Offshore wind technology takes off
Costs have been falling rapidly and are expected to decline by a further 30% by 2030, leading to an expected growth in installed capacity to 128 GW by 2030 and 521 GW by 2050
Offshore wind energy is in the fast lane and picking up speed. Driven by rapidly falling costs and technological innovation, offshore wind capacity grew by 25% between 2016 and 2017.
The potential of offshore wind to meet energy demand, stimulate economic growth and generate employment, a criteria that he described as hallmarks of the global energy transformation, is now not in doubt.
Compared to other renewable energy technologies, offshore wind still makes up a small part of global power generation. Today, there is slightly less than 19 GW of installed offshore capacity, two-thirds of which is generated by G7 countries, but the global growth trend is impressive, said IRENA as reported by offshore Wind Journal.
“Costs have been falling rapidly and are expected to decline by a further 30% by 2030, leading to an expected growth in installed capacity to 128 GW by 2030 and 521 GW by 2050. Investment in offshore wind could reach $350bn by 2030 and potentially $1.47tn by 2050,” says Adnan Z. Amin, the director general of the International Renewable Energy Agency (IRENA).

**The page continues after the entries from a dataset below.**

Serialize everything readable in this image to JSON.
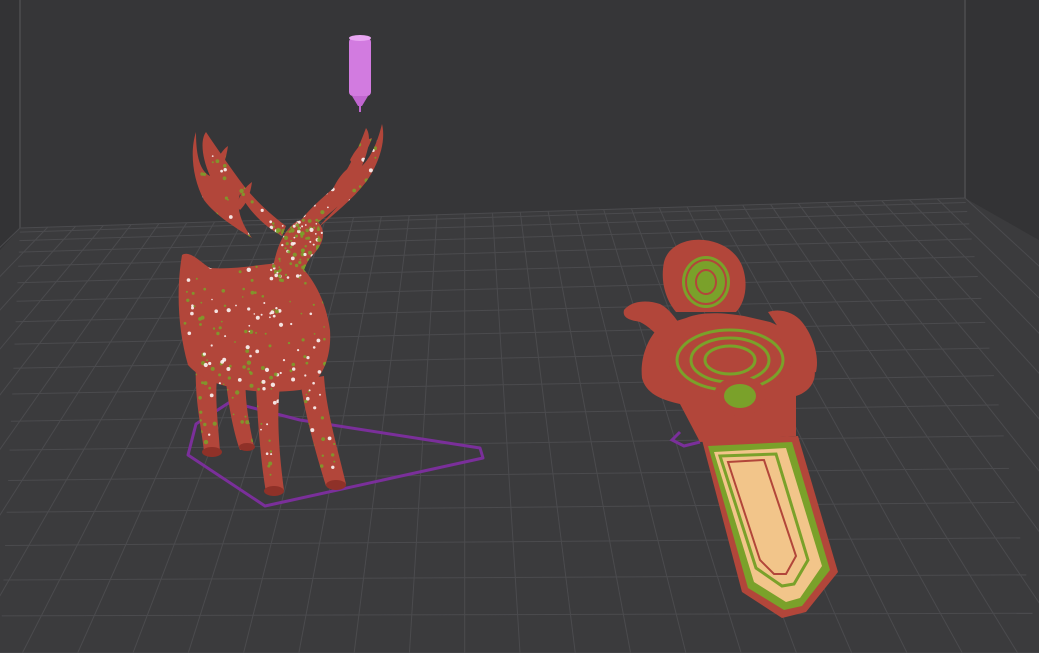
{
  "app": {
    "view": "3d-slice-preview"
  },
  "colors": {
    "background_wall": "#363638",
    "wall_edge": "#464649",
    "bed": "#3b3b3d",
    "grid_line": "#4b4b4e",
    "skirt": "#7a2f9a",
    "perimeter_red": "#b2463a",
    "infill_green": "#7aa12a",
    "top_infill_cream": "#f2c58a",
    "travel_highlight": "#ffffff",
    "nozzle": "#d27be0"
  },
  "objects": [
    {
      "name": "deer-model",
      "icon": "deer-icon",
      "selected": false
    },
    {
      "name": "bookmark-model",
      "icon": "bookmark-icon",
      "selected": false
    }
  ],
  "tool": {
    "name": "nozzle",
    "icon": "nozzle-icon"
  }
}
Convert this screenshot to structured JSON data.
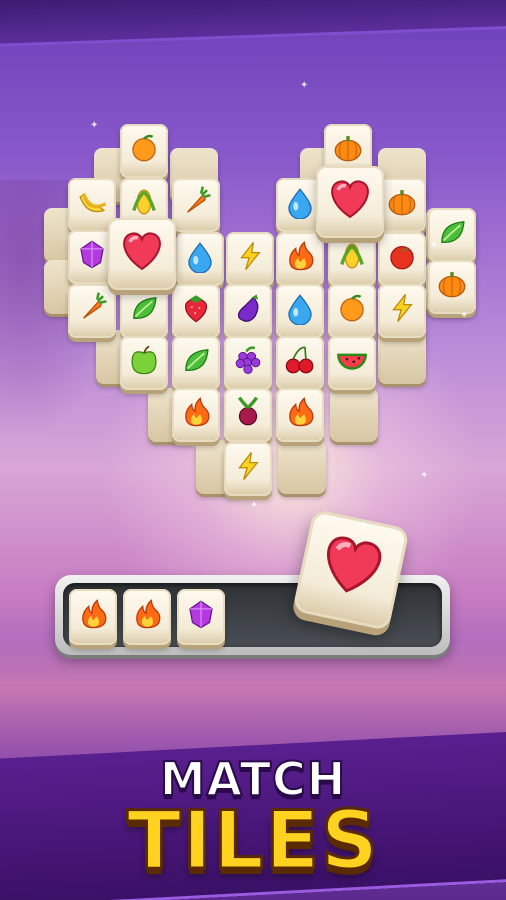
{
  "title": {
    "line1": "MATCH",
    "line2": "TILES"
  },
  "colors": {
    "accent_yellow": "#ffd21f",
    "band_purple": "#4a1878"
  },
  "board": {
    "tiles_icons": [
      "orange-icon",
      "tomato-icon",
      "pumpkin-icon",
      "banana-icon",
      "corn-icon",
      "carrot-icon",
      "water-drop-icon",
      "heart-icon",
      "gem-icon",
      "lightning-icon",
      "fire-icon",
      "strawberry-icon",
      "eggplant-icon",
      "apple-icon",
      "leaf-icon",
      "grapes-icon",
      "cherries-icon",
      "watermelon-icon",
      "beet-icon"
    ]
  },
  "tray": {
    "slots": [
      "fire-icon",
      "fire-icon",
      "gem-icon"
    ]
  },
  "moving_tile": "heart-icon"
}
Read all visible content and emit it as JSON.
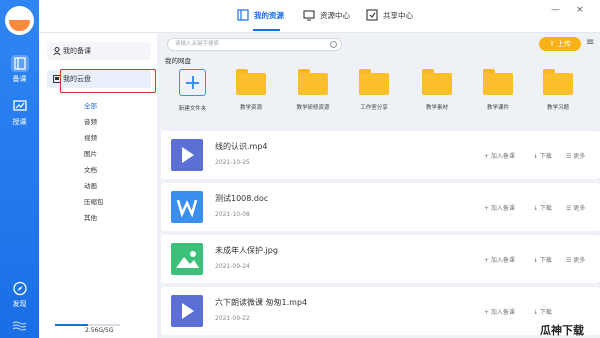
{
  "colors": {
    "accent": "#1a6ee6",
    "upload": "#f7b21a",
    "folder": "#fbbf2b",
    "highlight_box": "#e0302e"
  },
  "rail": {
    "items": [
      {
        "label": "备课",
        "icon": "book-icon"
      },
      {
        "label": "授课",
        "icon": "presentation-icon"
      },
      {
        "label": "发现",
        "icon": "compass-icon"
      }
    ]
  },
  "top_tabs": [
    {
      "label": "我的资源",
      "icon": "resource-icon"
    },
    {
      "label": "资源中心",
      "icon": "monitor-icon"
    },
    {
      "label": "共享中心",
      "icon": "share-icon"
    }
  ],
  "window": {
    "minimize": "—",
    "close": "×"
  },
  "sidebar": {
    "nav": [
      {
        "label": "我的备课",
        "icon": "person-icon"
      },
      {
        "label": "我的云盘",
        "icon": "cloud-drive-icon"
      }
    ],
    "filters": [
      "全部",
      "音频",
      "视频",
      "图片",
      "文档",
      "动画",
      "压缩包",
      "其他"
    ],
    "storage_label": "2.56G/5G",
    "storage_used_fraction": 0.512
  },
  "main": {
    "search_placeholder": "请输入关键字搜索",
    "upload_label": "上传",
    "menu_label": "≡",
    "section_title": "我的网盘",
    "folders": [
      "新建文件夹",
      "教学资源",
      "教学研修资源",
      "工作室分享",
      "教学素材",
      "教学课件",
      "教学习题"
    ],
    "files": [
      {
        "name": "线的认识.mp4",
        "date": "2021-10-25",
        "type": "video"
      },
      {
        "name": "测试1008.doc",
        "date": "2021-10-08",
        "type": "doc"
      },
      {
        "name": "未成年人保护.jpg",
        "date": "2021-09-24",
        "type": "image"
      },
      {
        "name": "六下朗读微课 匆匆1.mp4",
        "date": "2021-09-22",
        "type": "video"
      }
    ],
    "actions": [
      "+ 加入备课",
      "↓ 下载",
      "☰ 更多"
    ]
  },
  "watermark": "瓜神下载"
}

Speaking at the recent Oceans Partnership Summit during G7, Amin said “Offshore power has wind in its sails as it has now developed into a commercially mature technology. If growth trends continue along with more enabling regulatory environments and standardisation it will be key for global efforts to decarbonise the energy sector and meet climate objectives.”
“G7 countries have an opportunity to demonstrate leadership by further accelerating the development of offshore renewables, while reaping its socio-economic benefits.”
As Amin points out, prices awarded in auctions in 2016 and 2017 for projects that will come online by 2020-2022 range from US$0.06 to US$0.10 per kilowatt hour. This steep decline in costs is driven by lower capital costs, technological innovations, and economies of scale. In G7 countries, auctions have become the policy instrument of choice for deploying offshore wind, and the numbers suggest this is also contributing to declining costs.
“Overall, accelerating the deployment of renewable energy would significantly stimulate economic activity additional to the growth that could be expected under a business as usual approach,” he says.
IRENA’s Global Energy Transformation: A Roadmap to 2050 concludes that a growth of the global share of renewables in total primary energy supply to two-thirds by 2050 would increase global GDP by US$52Tn while creating approximately 19M new jobs in renewable energy, energy efficiency and grid enhancement.
It says offshore wind projects create ample opportunities for local value creation. Income and jobs can be maximised by leveraging existing economic activities and building upon domestic supply chains. Education and training, however, must be attuned to emerging needs in the offshore wind industry.
According to IRENA, developing a typical 500-MW offshore windfarm requires around 2.1M person-days of work. Manufacturing takes up 59% of the labour requirements of such a project, followed by operation and maintenance (24%) and installation and grid connection (11%). Factory workers account for more than half of the labour needed in manufacturing.
Offshore wind development also benefits from synergies with offshore oil and gas, specifically in terms of skills and occupational patterns. Successful job migration between sectors, however, depends on dedicated retraining policies.
Specific policy measures, such as upgrading and supplier development programmes, support for joint ventures, or industrial promotion schemes, may be needed to strengthen the industrial capacity of domestic firms.
“Renewable energy development can drive economic growth, create new jobs and enhance human health and welfare at the national level,” says IRENA.
An IRENA report of September 2018, offshore innovation widens renewable energy options, notes that the increase in turbine size helps to increase windfarm output. These larger turbines with larger swept areas yield higher capacity factors for the same resource quality.
The capacity factors for offshore windfarms are high, says IRENA, with the average of new projects to have 50% capacity factors by 2022 as turbine size grows and the technology improves. Further gains are possible, as 12-MW turbines are in development that are significantly larger than today’s largest 9.5-MW turbine.
“Offshore wind power also offers a solution to space and acceptance issues in some markets,” says the report. “This makes offshore wind power a particularly attractive proposition given its ability to scale and the fact the decreasing cost of electricity for new offshore wind projects means that new projects can often now compete directly with fossil fuel-fired electricity without financial support.
“New technology developments such as floating foundations will increase the economic potential of offshore wind technology by opening up larger areas to development than are currently feasible with fixed-bottom foundations.”
The report says that floating windfarms “unleash the potential of deepwater offshore wind power, relevant for countries with limited continental platform areas, such as Japan.”